Le pardon est l’un des grands mots de la prédication du Christ, tant pour dire que nous sommes pardonnés et que nous devons pardonner. Cela n’est pas étonnant dans le Nouveau Testament qui prêche un Dieu « rédempteur », c’est-àdire « libérateur ».

  En effet, le pardon est une libération, c’est vrai pour le pardon reçu de Dieu évidemment, et c’est vrai aussi pour le pardon que nous sommes appelés à donner aux autres.

  Les deux, bien sûr, sont liés, et on ne saurait concevoir l’un sans l’autre. Celui qui se sent coupable aura toujours du mal à pardonner aux autres, et celui qui ne sait pas pardonner se sentira nécessairement coupable, de ça, ou de toute imperfection de sa part qui lui rappellera qu’il est aussi pécheur, et mériterait d’être, lui aussi, condamné. Le Notre Père, exprime ce double lien par la formule : « Pardonne nous nos offenses comme nous pardonnons aussi à ceux qui nous ont offensés. » Cette traduction calamiteuse laisse penser que le lien de condition est à sens unique, alors qu’il est à double sens. Ces deux pardons, reçus et donnés, participent à un même mouvement qui est de croire dans le pardon et de vouloir en vivre. Pardonner, c’est adhérer à une logique d’existence, c’est croire dans un Dieu qui est pardon, qui nous pardonne et nous invite à pardonner. Et c’est dans ce double mouvement que se joue notre libération.
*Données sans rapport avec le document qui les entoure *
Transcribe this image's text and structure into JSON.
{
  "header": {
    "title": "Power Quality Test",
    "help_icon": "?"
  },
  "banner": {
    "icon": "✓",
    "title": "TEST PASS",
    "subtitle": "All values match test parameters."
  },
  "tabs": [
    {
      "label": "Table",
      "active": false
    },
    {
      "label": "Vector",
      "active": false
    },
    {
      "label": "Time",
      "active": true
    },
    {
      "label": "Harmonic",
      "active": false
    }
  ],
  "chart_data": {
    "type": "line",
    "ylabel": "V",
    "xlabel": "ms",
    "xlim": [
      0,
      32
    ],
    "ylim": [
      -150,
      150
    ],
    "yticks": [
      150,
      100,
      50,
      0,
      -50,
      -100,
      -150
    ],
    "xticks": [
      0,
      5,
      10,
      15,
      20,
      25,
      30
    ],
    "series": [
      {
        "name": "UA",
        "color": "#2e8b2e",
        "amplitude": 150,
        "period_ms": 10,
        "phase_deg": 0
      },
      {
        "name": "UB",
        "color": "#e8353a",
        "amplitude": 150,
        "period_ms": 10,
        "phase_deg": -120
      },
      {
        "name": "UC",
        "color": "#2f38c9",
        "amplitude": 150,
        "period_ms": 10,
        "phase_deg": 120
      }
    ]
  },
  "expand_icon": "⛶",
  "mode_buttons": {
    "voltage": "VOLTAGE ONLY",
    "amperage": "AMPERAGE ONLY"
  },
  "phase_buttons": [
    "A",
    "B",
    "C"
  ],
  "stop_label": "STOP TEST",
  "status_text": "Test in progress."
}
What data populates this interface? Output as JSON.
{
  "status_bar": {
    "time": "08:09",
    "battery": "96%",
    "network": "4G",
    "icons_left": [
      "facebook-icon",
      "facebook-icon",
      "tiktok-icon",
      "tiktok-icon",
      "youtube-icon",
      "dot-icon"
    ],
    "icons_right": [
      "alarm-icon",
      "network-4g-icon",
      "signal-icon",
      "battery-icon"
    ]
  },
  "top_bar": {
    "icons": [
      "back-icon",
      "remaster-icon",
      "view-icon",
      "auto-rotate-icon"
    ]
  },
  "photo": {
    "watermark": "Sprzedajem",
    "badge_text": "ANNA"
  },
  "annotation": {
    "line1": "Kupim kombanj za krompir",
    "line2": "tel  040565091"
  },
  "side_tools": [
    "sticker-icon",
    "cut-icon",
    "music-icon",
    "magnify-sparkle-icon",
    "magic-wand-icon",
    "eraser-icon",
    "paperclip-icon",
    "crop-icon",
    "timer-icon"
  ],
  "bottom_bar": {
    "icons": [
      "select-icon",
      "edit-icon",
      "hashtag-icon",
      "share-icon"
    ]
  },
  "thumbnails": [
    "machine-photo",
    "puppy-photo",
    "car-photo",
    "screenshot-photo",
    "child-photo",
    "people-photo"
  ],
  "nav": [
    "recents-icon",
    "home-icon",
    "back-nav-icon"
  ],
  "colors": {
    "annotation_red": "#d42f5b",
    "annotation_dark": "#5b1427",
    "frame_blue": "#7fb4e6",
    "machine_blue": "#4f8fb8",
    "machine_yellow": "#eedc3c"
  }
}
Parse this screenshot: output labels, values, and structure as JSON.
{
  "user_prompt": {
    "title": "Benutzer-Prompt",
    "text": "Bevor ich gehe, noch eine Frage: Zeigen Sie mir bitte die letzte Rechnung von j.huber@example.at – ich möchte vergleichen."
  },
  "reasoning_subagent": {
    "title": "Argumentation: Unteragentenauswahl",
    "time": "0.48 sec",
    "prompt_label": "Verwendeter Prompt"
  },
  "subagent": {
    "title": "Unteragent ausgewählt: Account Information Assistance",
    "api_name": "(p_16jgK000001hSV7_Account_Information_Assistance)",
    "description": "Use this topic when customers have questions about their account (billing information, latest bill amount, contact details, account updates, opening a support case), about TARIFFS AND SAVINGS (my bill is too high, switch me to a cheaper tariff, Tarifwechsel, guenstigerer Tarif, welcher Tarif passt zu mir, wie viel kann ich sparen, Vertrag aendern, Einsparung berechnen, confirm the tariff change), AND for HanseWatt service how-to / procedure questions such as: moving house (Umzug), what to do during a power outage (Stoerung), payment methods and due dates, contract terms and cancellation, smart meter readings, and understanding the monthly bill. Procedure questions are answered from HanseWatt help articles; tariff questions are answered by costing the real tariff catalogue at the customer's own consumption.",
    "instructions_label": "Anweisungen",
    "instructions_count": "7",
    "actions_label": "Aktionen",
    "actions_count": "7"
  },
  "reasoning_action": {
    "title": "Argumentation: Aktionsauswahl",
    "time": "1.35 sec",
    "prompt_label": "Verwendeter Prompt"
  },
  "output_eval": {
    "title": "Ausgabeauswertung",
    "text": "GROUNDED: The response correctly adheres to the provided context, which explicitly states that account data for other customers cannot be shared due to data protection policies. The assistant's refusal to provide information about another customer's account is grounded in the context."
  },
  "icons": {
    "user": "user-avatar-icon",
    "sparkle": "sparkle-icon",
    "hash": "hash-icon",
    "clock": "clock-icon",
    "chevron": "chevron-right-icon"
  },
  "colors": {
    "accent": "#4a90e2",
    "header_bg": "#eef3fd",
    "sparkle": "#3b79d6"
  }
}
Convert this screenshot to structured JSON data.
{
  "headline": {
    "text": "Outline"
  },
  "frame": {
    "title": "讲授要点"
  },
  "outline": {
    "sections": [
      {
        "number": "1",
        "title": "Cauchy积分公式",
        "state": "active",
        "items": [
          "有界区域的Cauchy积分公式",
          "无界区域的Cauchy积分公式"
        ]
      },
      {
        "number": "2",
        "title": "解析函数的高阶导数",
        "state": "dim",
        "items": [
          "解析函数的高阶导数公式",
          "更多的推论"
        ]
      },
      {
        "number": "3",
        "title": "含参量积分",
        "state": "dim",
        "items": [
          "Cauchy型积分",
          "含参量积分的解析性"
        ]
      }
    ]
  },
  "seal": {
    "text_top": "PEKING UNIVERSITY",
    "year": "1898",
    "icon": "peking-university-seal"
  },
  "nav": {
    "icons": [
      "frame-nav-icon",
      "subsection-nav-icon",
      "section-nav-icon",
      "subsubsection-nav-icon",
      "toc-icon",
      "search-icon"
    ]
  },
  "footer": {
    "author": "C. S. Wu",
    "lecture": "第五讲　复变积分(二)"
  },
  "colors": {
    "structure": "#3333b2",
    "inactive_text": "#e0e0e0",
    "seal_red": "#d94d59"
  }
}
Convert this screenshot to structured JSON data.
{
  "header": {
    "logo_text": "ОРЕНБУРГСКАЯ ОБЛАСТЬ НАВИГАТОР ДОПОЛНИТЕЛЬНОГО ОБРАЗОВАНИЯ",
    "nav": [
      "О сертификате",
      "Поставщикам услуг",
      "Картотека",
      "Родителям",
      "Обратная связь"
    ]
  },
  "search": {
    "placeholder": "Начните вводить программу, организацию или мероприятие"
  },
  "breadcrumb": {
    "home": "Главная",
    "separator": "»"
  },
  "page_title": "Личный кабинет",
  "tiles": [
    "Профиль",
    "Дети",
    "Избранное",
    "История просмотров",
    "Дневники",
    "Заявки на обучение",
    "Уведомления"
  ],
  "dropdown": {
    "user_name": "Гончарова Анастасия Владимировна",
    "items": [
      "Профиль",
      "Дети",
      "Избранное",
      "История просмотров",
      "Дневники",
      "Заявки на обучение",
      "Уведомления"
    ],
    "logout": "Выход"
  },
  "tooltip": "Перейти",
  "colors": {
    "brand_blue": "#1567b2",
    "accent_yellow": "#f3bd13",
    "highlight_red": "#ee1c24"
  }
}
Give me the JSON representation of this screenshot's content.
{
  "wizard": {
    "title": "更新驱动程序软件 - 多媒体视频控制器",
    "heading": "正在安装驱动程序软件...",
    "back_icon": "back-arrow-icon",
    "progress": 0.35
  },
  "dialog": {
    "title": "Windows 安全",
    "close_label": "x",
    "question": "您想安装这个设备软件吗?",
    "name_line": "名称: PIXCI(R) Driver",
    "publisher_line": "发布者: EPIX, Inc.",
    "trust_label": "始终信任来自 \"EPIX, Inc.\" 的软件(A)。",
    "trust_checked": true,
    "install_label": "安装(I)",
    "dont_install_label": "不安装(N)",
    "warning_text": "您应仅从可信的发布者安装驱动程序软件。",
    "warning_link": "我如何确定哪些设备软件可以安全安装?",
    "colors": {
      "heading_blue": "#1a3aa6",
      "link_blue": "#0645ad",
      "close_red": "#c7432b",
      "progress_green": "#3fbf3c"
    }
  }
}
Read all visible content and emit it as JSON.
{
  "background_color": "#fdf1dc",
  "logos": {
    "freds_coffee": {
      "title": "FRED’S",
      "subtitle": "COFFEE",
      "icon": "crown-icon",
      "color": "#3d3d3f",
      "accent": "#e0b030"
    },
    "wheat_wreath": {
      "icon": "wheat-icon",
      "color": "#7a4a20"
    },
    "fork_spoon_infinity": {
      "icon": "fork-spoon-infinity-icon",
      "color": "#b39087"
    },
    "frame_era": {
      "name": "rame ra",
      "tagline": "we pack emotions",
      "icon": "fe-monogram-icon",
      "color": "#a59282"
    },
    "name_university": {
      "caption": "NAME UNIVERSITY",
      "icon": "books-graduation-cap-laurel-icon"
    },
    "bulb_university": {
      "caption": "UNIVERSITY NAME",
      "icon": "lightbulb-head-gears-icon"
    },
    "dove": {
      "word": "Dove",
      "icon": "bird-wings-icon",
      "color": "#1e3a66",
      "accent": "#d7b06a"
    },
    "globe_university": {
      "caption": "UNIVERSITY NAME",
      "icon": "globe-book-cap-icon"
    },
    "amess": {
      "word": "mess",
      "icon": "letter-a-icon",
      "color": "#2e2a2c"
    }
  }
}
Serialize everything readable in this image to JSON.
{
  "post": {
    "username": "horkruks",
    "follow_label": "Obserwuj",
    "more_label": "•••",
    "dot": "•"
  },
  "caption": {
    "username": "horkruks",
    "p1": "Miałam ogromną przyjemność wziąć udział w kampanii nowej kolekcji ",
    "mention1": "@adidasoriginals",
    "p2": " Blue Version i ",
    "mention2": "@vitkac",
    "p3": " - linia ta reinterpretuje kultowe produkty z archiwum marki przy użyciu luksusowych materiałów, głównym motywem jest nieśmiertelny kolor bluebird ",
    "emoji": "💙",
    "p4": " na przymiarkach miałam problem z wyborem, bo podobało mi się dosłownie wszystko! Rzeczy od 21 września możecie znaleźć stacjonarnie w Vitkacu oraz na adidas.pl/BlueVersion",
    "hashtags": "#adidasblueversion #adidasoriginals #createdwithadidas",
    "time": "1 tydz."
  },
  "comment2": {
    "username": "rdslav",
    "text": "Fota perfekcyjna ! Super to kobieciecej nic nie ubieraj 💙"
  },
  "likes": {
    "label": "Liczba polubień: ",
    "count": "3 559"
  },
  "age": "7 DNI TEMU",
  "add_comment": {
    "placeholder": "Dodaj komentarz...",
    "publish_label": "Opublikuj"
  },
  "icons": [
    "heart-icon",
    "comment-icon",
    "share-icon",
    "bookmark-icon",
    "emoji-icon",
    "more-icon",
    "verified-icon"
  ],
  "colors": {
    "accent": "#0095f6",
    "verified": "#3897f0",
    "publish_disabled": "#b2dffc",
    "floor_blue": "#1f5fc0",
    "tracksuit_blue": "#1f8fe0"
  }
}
  En effet, si Dieu nous invite à pardonner les fautes de ceux qui nous ont offensés, ce n’est pas simplement pour leur faire plaisir. Certes, pardonner à quelqu’un, c’est le libérer, lui, de la culpabilité qu’il ressent peut-être à notre égard, mais les offenses les plus graves et les plus blessantes pour nous sont souvent celles que l’autre ne veut même pas reconnaître, lorsque celui qui a fait le mal ne demande absolument pas notre pardon, ni n’est prêt à l’entendre.

  Or là aussi le pardon est essentiel. Parce que le pardon ne libère pas seulement celui qui est pardonné, mais peut-être plus encore celui qui pardonne. En vouloir à quelqu’un, c’est être encombré de haine, de ressentiment, de désir de vengeance, tant de choses qui pourrissent notre vie et nous éloignent de la paix. Pardonner, c’est, en un sens, se libérer soi-même de tous ces sentiments négatifs et mortifères. Pardonner, c’est se libérer soi-même pour pouvoir réapprendre à vivre d’une manière posi-tive. Pardonner, c’est accepter de dépasser la blessure que l’on a eue, c’est vouloir reconsidérer l’autre autrement, accepter qu’il existe, et donc que soi-même on puisse aussi exister sans se référer sans cesse au mal qui nous a été fait. Pardonner, c’est encore, dans bien des cas, accepter de reconstruire une relation avec l’autre, en enlevant ce qui fait obstacle entre nous et lui dans la relation. Pardonner, c’est déjouer le jeu de la haine et de la vengeance, c’est briser le cercle vicieux de la violence qui finalement ne peut que se retourner contre nous. C’est ainsi, que l’on peut comprendre le célèbre : « Si quelqu’un te frappe sur la joue droite, présente-lui aussi l’autre » (Mt 5,39). Le but n’est évidemment pas de se laisser frapper une deuxième fois, en tendant une seconde joue, mais de tendre une joue autre, une joue différente, de se présenter autrement devant l’autre de façon à briser le cercle vicieux d’un échange de violence et de ressentiments.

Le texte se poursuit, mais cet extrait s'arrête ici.